Levels are short, but there is a good amount of them in Organic Panic. Each stage has a set of levels, most which seem to fit a theme, such as ice or grasslands. The backgrounds of each level are nice looking, with a bit of personality. The actual parts of the stage that you traverse however, don’t generally have that same level of attention. Most of the ground and metal environments look extremely generic, though that may be because of the interactivity of the place. Fortunately, ice and water look pretty, and go well with the rest of the stage. In terms of layouts, the majority of stages are designed to be challenging, but most of the time it takes about 30 seconds to either beat the stage or restart due to glitches with digging through the ground or ice. Enemy placement is generally fair, though they do entirely too much damage with each attack, that Organic Panic may as well have been a one hit to death game, and done away with the health bar.
The controls in Organic Panic are strange. Before this, I had no idea that a game could feel both shockingly loose, and extremely tight in certain circumstances. The typical running and jumping that is inherent in basically all platforming games feel good, with a solid jump, and a sense of control throughout movement. That all goes out the window when the special abilities are involved. As soon as you attempt to activate any of these abilities, control goes away, and aiming becomes quite the chore. Take the fireballs that the carrot uses for example: in order to kill off the meat monsters, you need to hit them multiple times. If the control is even a fraction of a centimeter off however, the flames will go everywhere but the intended target. Or if the carrot needs to dig underground to reach its intended destination, a slight twist away will have the poor vegetable veering off to the bottom of the stage, or the entirely wrong way, forcing you to restart the stage multiple times. It’s a shame, as if the controls were a bit tighter, Organic Panic would be a whole lot more enjoyable.
Pretty much all of the music in Organic Panic is unmemorable. Besides the quirky talking that the characters do in between stages, I cannot recall a single piece of music that played throughout the entire game. The story is nice, and is told through a few pages a of a comic strip each time you start the next selection of stages.
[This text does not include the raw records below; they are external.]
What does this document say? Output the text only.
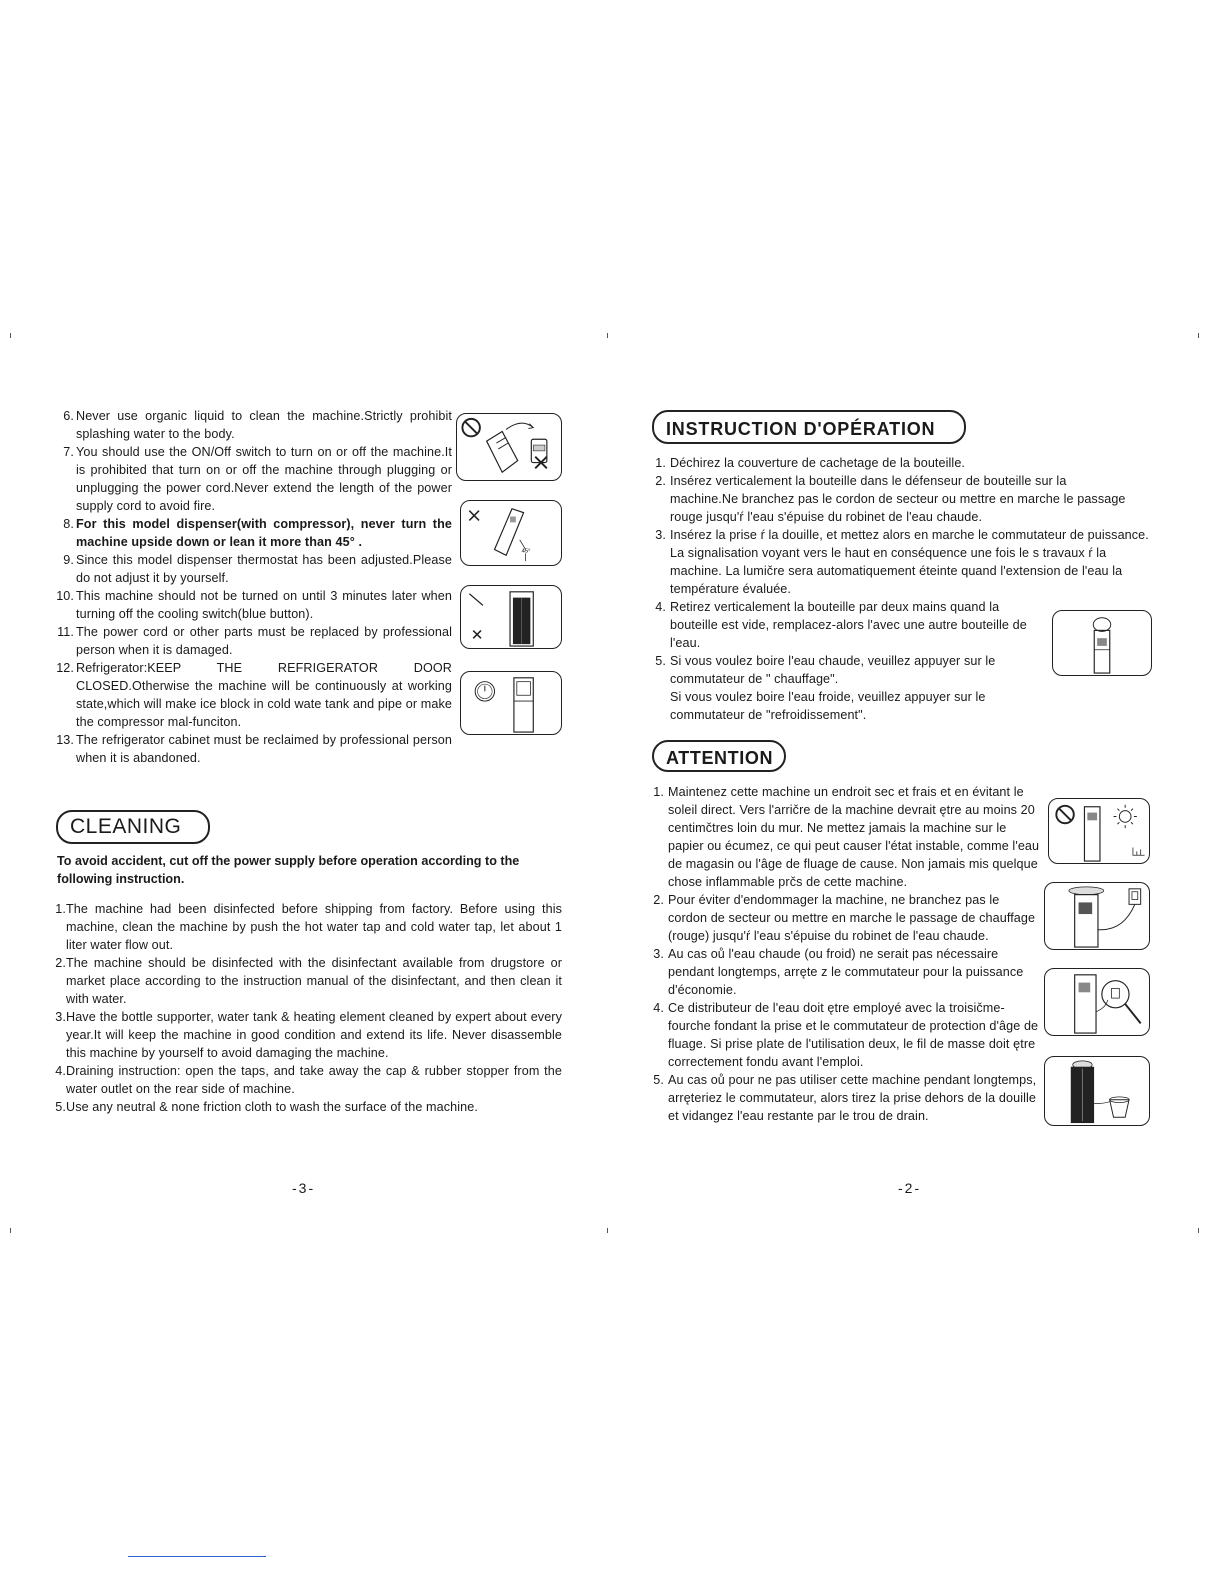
6. Never use organic liquid to clean the machine.Strictly prohibit splashing water to the body.
7. You should use the ON/Off switch to turn on or off the machine.It is prohibited that turn on or off the machine through plugging or unplugging the power cord.Never extend the length of the power supply cord to avoid fire.
8. For this model dispenser(with compressor), never turn the machine upside down or lean it more than 45° .
9. Since this model dispenser thermostat has been adjusted.Please do not adjust it by yourself.
10. This machine should not be turned on until 3 minutes later when turning off the cooling switch(blue button).
11. The power cord or other parts must be replaced by professional person when it is damaged.
12. Refrigerator:KEEP THE REFRIGERATOR DOOR CLOSED.Otherwise the machine will be continuously at working state,which will make ice block in cold wate tank and pipe or make the compressor mal-funciton.
13. The refrigerator cabinet must be reclaimed by professional person when it is abandoned.
45°
CLEANING
To avoid accident, cut off the power supply before operation according to the following instruction.
1. The machine had been disinfected before shipping from factory. Before using this machine, clean the machine by push the hot water tap and cold water tap, let about 1 liter water flow out.
2. The machine should be disinfected with the disinfectant available from drugstore or market place according to the instruction manual of the disinfectant, and then clean it with water.
3. Have the bottle supporter, water tank & heating element cleaned by expert about every year.It will keep the machine in good condition and extend its life. Never disassemble this machine by yourself to avoid damaging the machine.
4. Draining instruction: open the taps, and take away the cap & rubber stopper from the water outlet on the rear side of machine.
5. Use any neutral & none friction cloth to wash the surface of the machine.
-3-
INSTRUCTION D'OPÉRATION
1. Déchirez la couverture de cachetage de la bouteille.
2. Insérez verticalement la bouteille dans le défenseur de bouteille sur la machine.Ne branchez pas le cordon de secteur ou mettre en marche le passage rouge jusqu'ŕ l'eau s'épuise du robinet de l'eau chaude.
3. Insérez la prise ŕ la douille, et mettez alors en marche le commutateur de puissance. La signalisation voyant vers le haut en conséquence une fois le s travaux ŕ la machine. La lumičre sera automatiquement éteinte quand l'extension de l'eau la température évaluée.
4. Retirez verticalement la bouteille par deux mains quand la bouteille est vide, remplacez-alors l'avec une autre bouteille de l'eau.
5. Si vous voulez boire l'eau chaude, veuillez appuyer sur le commutateur de " chauffage".
Si vous voulez boire l'eau froide, veuillez appuyer sur le commutateur de "refroidissement".
ATTENTION
1. Maintenez cette machine un endroit sec et frais et en évitant le soleil direct. Vers l'arričre de la machine devrait ętre au moins 20 centimčtres loin du mur. Ne mettez jamais la machine sur le papier ou écumez, ce qui peut causer l'état instable, comme l'eau de magasin ou l'âge de fluage de cause. Non jamais mis quelque chose inflammable prčs de cette machine.
2. Pour éviter d'endommager la machine, ne branchez pas le cordon de secteur ou mettre en marche le passage de chauffage (rouge) jusqu'ŕ l'eau s'épuise du robinet de l'eau chaude.
3. Au cas oů l'eau chaude (ou froid) ne serait pas nécessaire pendant longtemps, arręte z le commutateur pour la puissance d'économie.
4. Ce distributeur de l'eau doit ętre employé avec la troisičme-fourche fondant la prise et le commutateur de protection d'âge de fluage. Si prise plate de l'utilisation deux, le fil de masse doit ętre correctement fondu avant l'emploi.
5. Au cas oů pour ne pas utiliser cette machine pendant longtemps, arręteriez le commutateur, alors tirez la prise dehors de la douille et vidangez l'eau restante par le trou de drain.
-2-
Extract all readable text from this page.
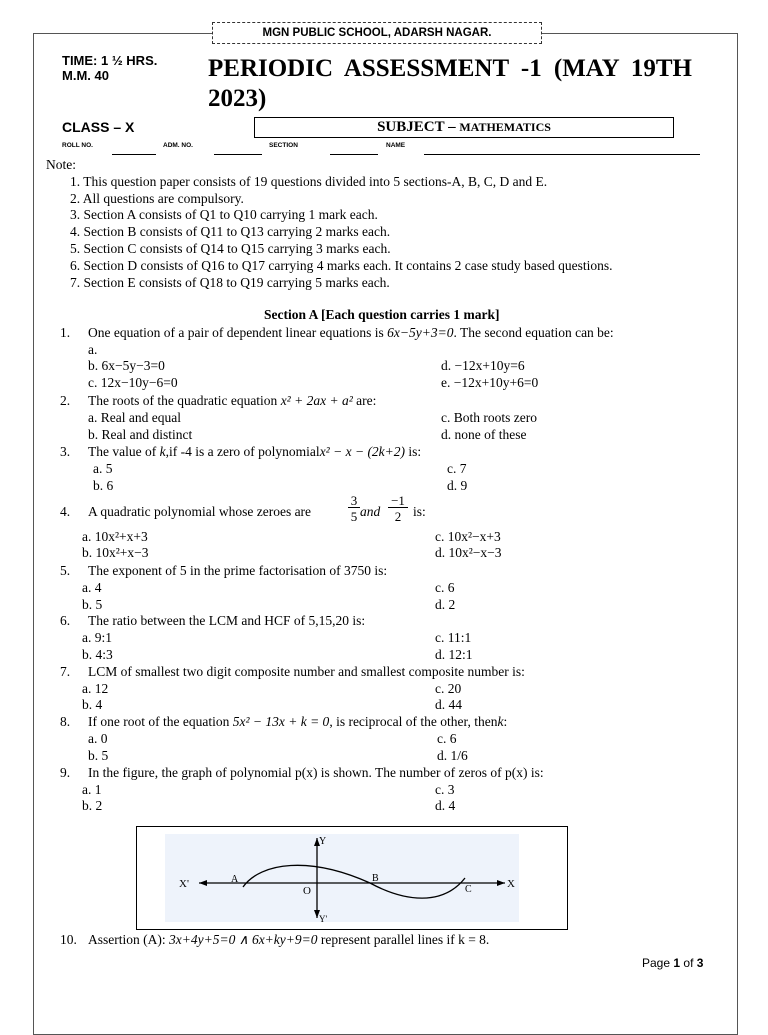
MGN PUBLIC SCHOOL, ADARSH NAGAR.
TIME: 1 ½ HRS.
M.M. 40	PERIODIC ASSESSMENT -1 (MAY 19TH 2023)
CLASS – X	SUBJECT – MATHEMATICS
ROLL NO.	ADM. NO.	SECTION	NAME
Note:
1. This question paper consists of 19 questions divided into 5 sections-A, B, C, D and E.
2. All questions are compulsory.
3. Section A consists of Q1 to Q10 carrying 1 mark each.
4. Section B consists of Q11 to Q13 carrying 2 marks each.
5. Section C consists of Q14 to Q15 carrying 3 marks each.
6. Section D consists of Q16 to Q17 carrying 4 marks each. It contains 2 case study based questions.
7. Section E consists of Q18 to Q19 carrying 5 marks each.
Section A [Each question carries 1 mark]
1. One equation of a pair of dependent linear equations is 6x−5y+3=0. The second equation can be:
a.
b. 6x−5y−3=0
c. 12x−10y−6=0
d. −12x+10y=6
e. −12x+10y+6=0
2. The roots of the quadratic equation x² + 2ax + a² are:
a. Real and equal
b. Real and distinct
c. Both roots zero
d. none of these
3. The value of k,if -4 is a zero of polynomialx² − x − (2k+2) is:
a. 5
b. 6
c. 7
d. 9
4. A quadratic polynomial whose zeroes are
3
5 and
−1
2 is:
a. 10x²+x+3
b. 10x²+x−3
c. 10x²−x+3
d. 10x²−x−3
5. The exponent of 5 in the prime factorisation of 3750 is:
a. 4
b. 5
c. 6
d. 2
6. The ratio between the LCM and HCF of 5,15,20 is:
a. 9:1
b. 4:3
c. 11:1
d. 12:1
7. LCM of smallest two digit composite number and smallest composite number is:
a. 12
b. 4
c. 20
d. 44
8. If one root of the equation 5x² − 13x + k = 0, is reciprocal of the other, thenk:
a. 0
b. 5
c. 6
d. 1/6
9. In the figure, the graph of polynomial p(x) is shown. The number of zeros of p(x) is:
a. 1
b. 2
c. 3
d. 4
X'	X
Y
Y'
O
A	B
C
10. Assertion (A): 3x+4y+5=0 ∧ 6x+ky+9=0 represent parallel lines if k = 8.
Page 1 of 3
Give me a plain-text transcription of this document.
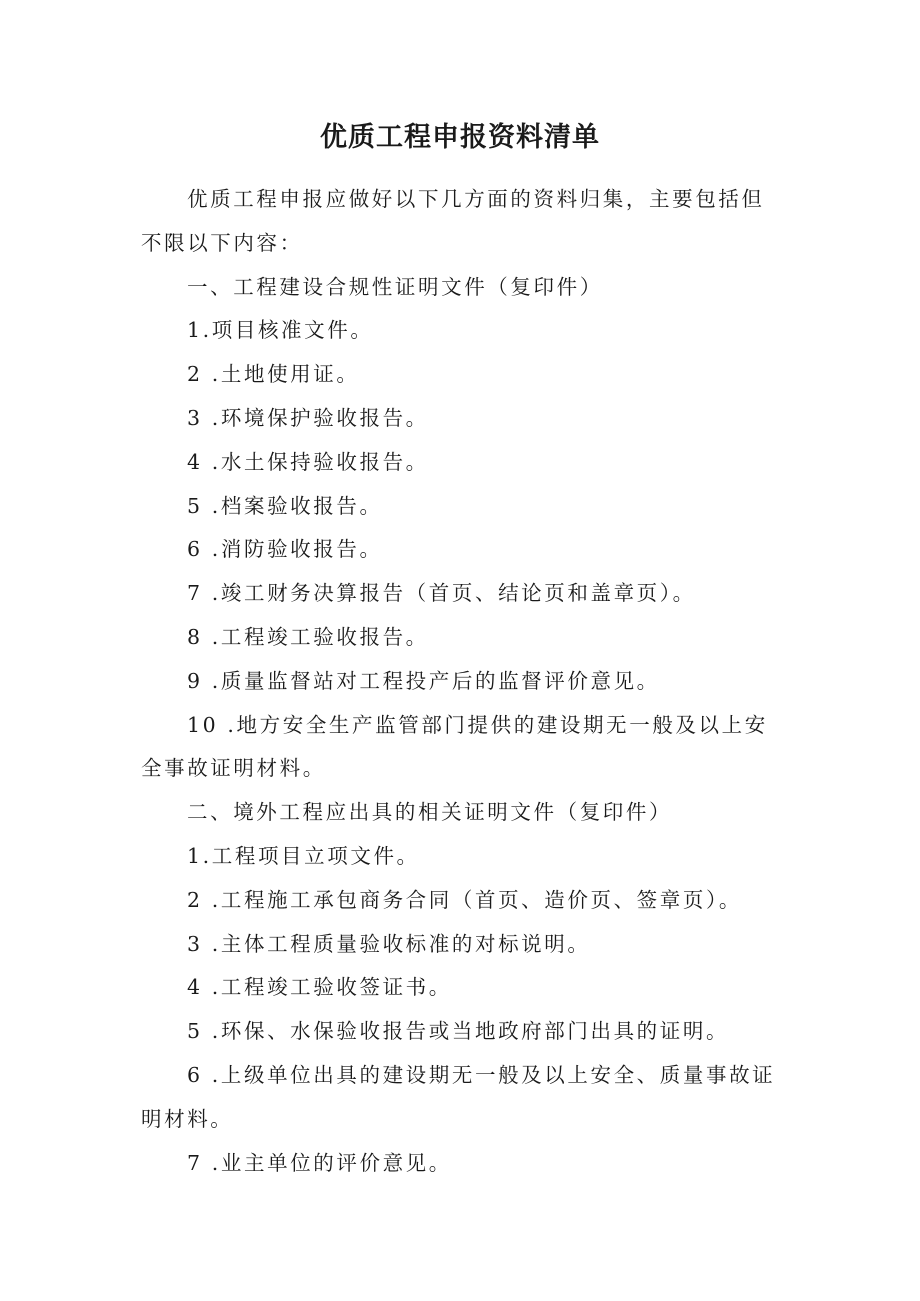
优质工程申报资料清单

优质工程申报应做好以下几方面的资料归集，主要包括但不限以下内容：

一、工程建设合规性证明文件（复印件）

1.项目核准文件。

2 .土地使用证。

3 .环境保护验收报告。

4 .水土保持验收报告。

5 .档案验收报告。

6 .消防验收报告。

7 .竣工财务决算报告（首页、结论页和盖章页）。

8 .工程竣工验收报告。

9 .质量监督站对工程投产后的监督评价意见。

10 .地方安全生产监管部门提供的建设期无一般及以上安全事故证明材料。

二、境外工程应出具的相关证明文件（复印件）

1.工程项目立项文件。

2 .工程施工承包商务合同（首页、造价页、签章页）。

3 .主体工程质量验收标准的对标说明。

4 .工程竣工验收签证书。

5 .环保、水保验收报告或当地政府部门出具的证明。

6 .上级单位出具的建设期无一般及以上安全、质量事故证明材料。

7 .业主单位的评价意见。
The pages are adorable, quite possibly the best part of the game, and work very well for the style of game that Organic Panic emulates.
Organic Panic is a game that I really wanted to enjoy. However, with controls that are unwieldy at best, and mostly boring visuals, I can’t really recommend this game to most people. If it’s on a good sale, and you want to support a new indie developer, maybe. Otherwise I’m not sure that many people would enjoy Organic Panic, other than from a story standpoint. However, if Last Limb decide to go back and tighten up the controls, then I will certainly go back for another round in the fruit pile to see if I can then recommend this quirky title. But at $15 dollars, there isn’t enough to satisfy that higher price.
Final Verdict. 2/5
Available on: PS4, Xbox One (Reviewed), Steam Greenlight; Publisher: Last Limb; Developer: Last Limb; Release Date: 4/1/2016; ESRB: E for Everyone; MSRP: $14.99
Full disclosure: This review is based on a review copy of provided by the game’s publisher.